DaVita (NYSE:DVA) has agreed to pay about $4.42 billion in cash and stock for privately-held HealthCare Partners to expand its domestic presence and relieve possible revenue pressures deriving from changes to the healthcare system.
The largest U.S. operator of dialysis clinics said it will pay about $3.66 billion in cash and 9.38 million shares of common stock valued at $758 million for Torrance, Calif.-based HealthCare.
HealthCare operates medical groups and physical networks in Southern California, Central Florida and Southern Nevada under a network of 700 physicians and thousands of access points, including 152 medical clinics and 8,300 independent physicians.

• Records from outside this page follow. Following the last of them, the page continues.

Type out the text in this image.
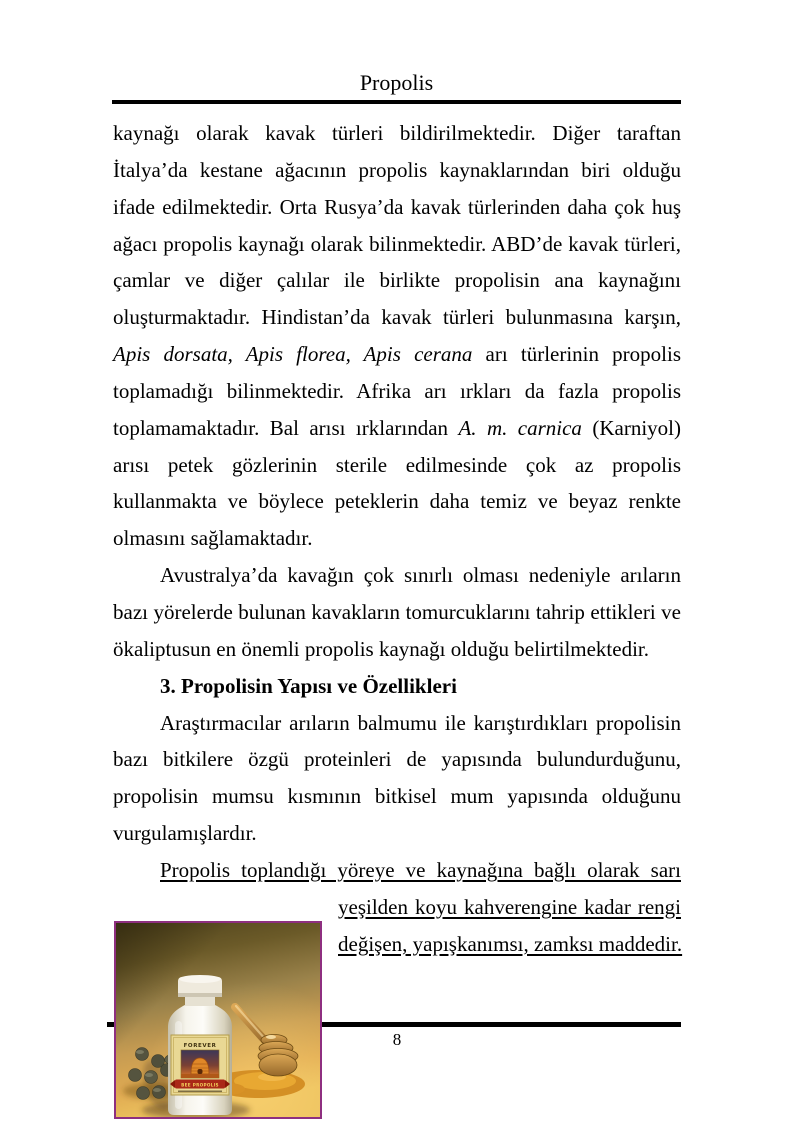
Propolis

kaynağı olarak kavak türleri bildirilmektedir. Diğer taraftan İtalya’da kestane ağacının propolis kaynaklarından biri olduğu ifade edilmektedir. Orta Rusya’da kavak türlerinden daha çok huş ağacı propolis kaynağı olarak bilinmektedir. ABD’de kavak türleri, çamlar ve diğer çalılar ile birlikte propolisin ana kaynağını oluşturmaktadır. Hindistan’da kavak türleri bulunmasına karşın, Apis dorsata, Apis florea, Apis cerana arı türlerinin propolis toplamadığı bilinmektedir. Afrika arı ırkları da fazla propolis toplamamaktadır. Bal arısı ırklarından A. m. carnica (Karniyol) arısı petek gözlerinin sterile edilmesinde çok az propolis kullanmakta ve böylece peteklerin daha temiz ve beyaz renkte olmasını sağlamaktadır.

Avustralya’da kavağın çok sınırlı olması nedeniyle arıların bazı yörelerde bulunan kavakların tomurcuklarını tahrip ettikleri ve ökaliptusun en önemli propolis kaynağı olduğu belirtilmektedir.

3. Propolisin Yapısı ve Özellikleri

Araştırmacılar arıların balmumu ile karıştırdıkları propolisin bazı bitkilere özgü proteinleri de yapısında bulundurduğunu, propolisin mumsu kısmının bitkisel mum yapısında olduğunu vurgulamışlardır.

Propolis toplandığı yöreye ve kaynağına bağlı olarak sarı
yeşilden koyu kahverengine kadar rengi
değişen, yapışkanımsı, zamksı maddedir.
FOREVER
BEE PROPOLIS
8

The company made $2.4 billion in revenue last year and had total care dollars under management of about $3.3 billion. Its operating income in 2011 was $488 million.
Upon close, slated for early in the fourth quarter, DaVita will be renamed DaVita HealthCare Partners and the purchased unit will operate as a separate subsidiary. It will be led by HealthCare Partners’ current management team.
HealthCare Partners’ chief executive officer, Robert Margolis, will join the board of directors and become co-chairman of the combined enterprise along with DaVita CEO Kent Thiry.
DaVita, which is funding the transaction using available cash and borrowings under existing senior credit facilities, said it will pay the owners of HealthCare Partners an additional fee of up to $275 million in cash if certain performance targets are met in 2012 and 2013.
“This combination will create a unique patient- and physician-focused organization,” Thiry said in a statement.
DaVita is being financially advised by JPMorgan (NYSE:JPM). Its shareholders include Warren Buffet’s Berkshire Hathaway.